Dying of Exposure

“Outside of a dog, a book is man’s best friend. Inside of a dog, it’s too dark to read.”

~ Groucho Marx

The Universe isn’t sentient.

Readers are sentient (mostly)

Neither the Universe or the reading public owe me a favour or charity.

It is popular to say, There is a remarkable sense of entitlement among writers. We all expect (nay, demand!) overnight success and that every man and his dog (good dog) read our every word and buy our books and leave reviews and so on and so forth.

Of course we all want that. However, the line that Shall Not Be Crossed, is the dotted yellow one with the ‘WARNING: DO NOT CROSS THIS LINE!’ sign above it.

This line is the difference between having readers, reviews and sweet, sweet cash, and being an entitled asshole.

But Paul! (you cry) How do I avoid crossing the line of demarcation?

Glad you asked. It is quite simple: you have to earn the rewards.

The simplest way to do that is get good at what you do. People become better at many things with practice; brain surgery stand-up comedy, driving, pleasing your partner sexually, and of course writing.

By all means, if you are the like the first fawn of spring, taking those initial tentative steps into the lush meadows of the publishing world, then you should be submitting to markets that don’t offer a cents-per-word payment, or a flat rate fee upon acceptance. You can settle for that mystical currency that only exists in the indie publishing short-story world called “Exposure.”

Exposure is the common term for Hypothermia. People die from Hypothermia. They die in the wilderness, lost, alone and wondering why no one read their stories.

You can be damn sure that the publisher (who may have funded this expedition with a dodgy crowd-sourcing fundraising campaign) got some money out of it. They can publish through Amazon and Createspace for nothing. Even if their mum is the only one who buys 100 copies of the magazine or anthology that you contributed your story to for Exposure! They still come out on top of the mountain. Which means the Search and Rescue helicopter finds them and they get to go home, have a hot cocoa and plot their next mission leading the naïve up a mountain and into the whiteout of no reward.

So, let’s say you cut your teeth on this type of payment for your fiction. You get some good feedback, you learn some grammar and your style asserts itself and people you don’t know start saying “Your story in the April issue of Exposure Only Magazine ($19.95 in eBook format) was really good.”

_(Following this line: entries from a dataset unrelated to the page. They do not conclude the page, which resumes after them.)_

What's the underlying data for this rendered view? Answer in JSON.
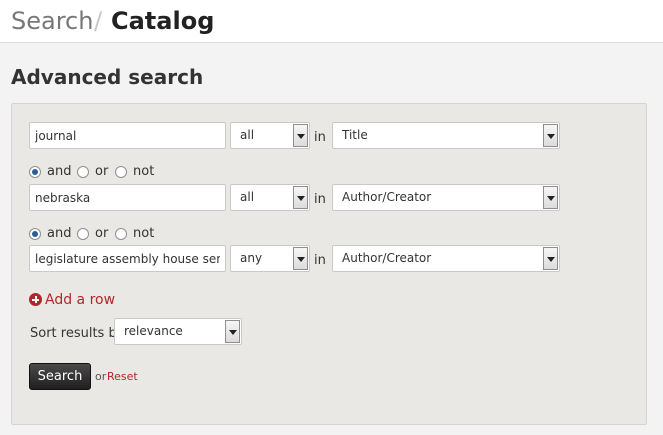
{
  "breadcrumb": {
    "search": "Search",
    "separator": "/",
    "catalog": "Catalog"
  },
  "page_title": "Advanced search",
  "rows": [
    {
      "query": "journal",
      "match": "all",
      "in": "in",
      "field": "Title"
    },
    {
      "operator": {
        "and": "and",
        "or": "or",
        "not": "not",
        "selected": "and"
      },
      "query": "nebraska",
      "match": "all",
      "in": "in",
      "field": "Author/Creator"
    },
    {
      "operator": {
        "and": "and",
        "or": "or",
        "not": "not",
        "selected": "and"
      },
      "query": "legislature assembly house senat",
      "match": "any",
      "in": "in",
      "field": "Author/Creator"
    }
  ],
  "add_row": {
    "label": "Add a row",
    "icon": "plus-circle-icon"
  },
  "sort": {
    "label": "Sort results by",
    "value": "relevance"
  },
  "actions": {
    "search_label": "Search",
    "or_text": "or",
    "reset_label": "Reset"
  },
  "colors": {
    "accent": "#b1262a",
    "panel": "#eae8e4",
    "button": "#2b2b2b"
  }
}
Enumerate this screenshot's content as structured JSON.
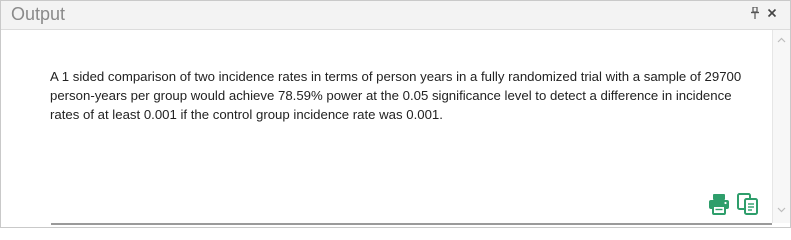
{
  "window": {
    "title": "Output",
    "pin_glyph": "†",
    "close_glyph": "×"
  },
  "output": {
    "text": "A 1 sided comparison of two incidence rates in terms of person years in a fully randomized trial with a sample of 29700 person-years per group would achieve 78.59% power at the 0.05 significance level to detect a difference in incidence rates of at least 0.001 if the control group incidence rate was 0.001."
  },
  "actions": {
    "print_icon": "printer-icon",
    "copy_icon": "copy-icon"
  },
  "colors": {
    "accent": "#2e9e6b",
    "title_text": "#8a8a8a",
    "body_text": "#222222"
  }
}
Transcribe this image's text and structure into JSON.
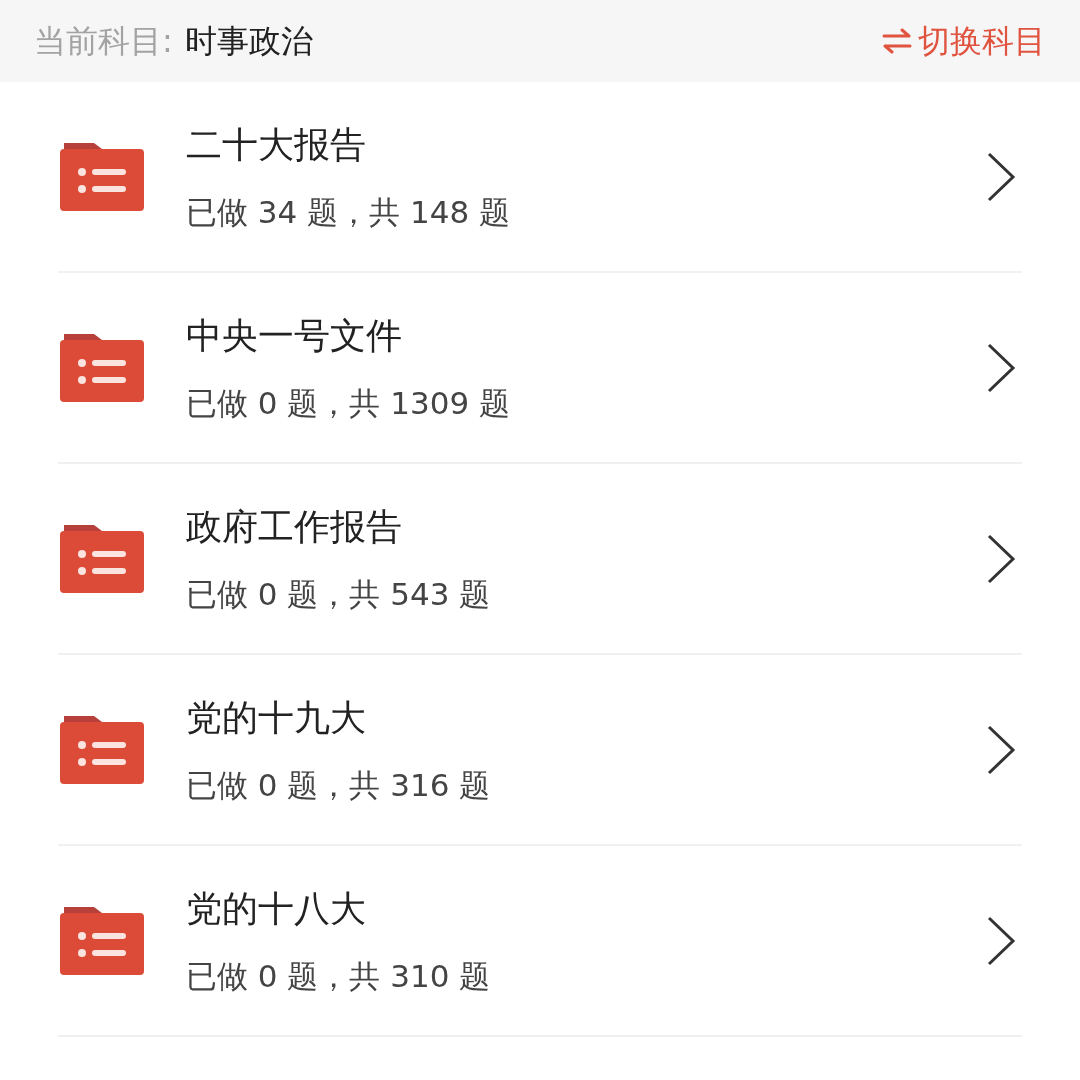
{
  "header": {
    "label": "当前科目:",
    "subject": "时事政治",
    "switch_button": "切换科目"
  },
  "items": [
    {
      "title": "二十大报告",
      "progress": "已做 34 题，共 148 题"
    },
    {
      "title": "中央一号文件",
      "progress": "已做 0 题，共 1309 题"
    },
    {
      "title": "政府工作报告",
      "progress": "已做 0 题，共 543 题"
    },
    {
      "title": "党的十九大",
      "progress": "已做 0 题，共 316 题"
    },
    {
      "title": "党的十八大",
      "progress": "已做 0 题，共 310 题"
    }
  ]
}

Years may pass while you write and submit, write and submit (this is where you might like to use a montage in your mind’s eye movie).

Finally, no longer the tremulous fawn taking those uncertain steps, now you are a 16 Point stag, lord of your literary domain and godsdamnit, Respect – it’s what’s for dinner.

If you are going to start defending an Exposure Only market don’t lump all writers into the fawn stage of their writing careers. Some of us have been humping this monkey for long enough to expect professional payment for professional work. That doesn’t mean we expect guaranteed acceptance to magazines or anthologies. It doesn’t mean we feel entitled to sycophantic praise and the love of a good woman (or a man).

It does mean that if I’m going to sub a story to you crowd-sourced anthology project – I’m going to expect details of the payment up front and if it’s a non-paying market, then I’m going to politely decline laugh at you and post long diatribes about what a waste of fucking space you are for any self-respecting, experienced keyboard jockey.

The exceptions to this (for me) are the charity anthologies. I happily donate stories to charity anthologies. Some of them are damned awesome. Baby Teeth and Gates of Hell (now preparing for subs to volume 3) are two examples of great anthology projects where the proceeds went to charity.

But shit, if you are looking to make money out of my story, then I sure as fuck expect to be paid for it.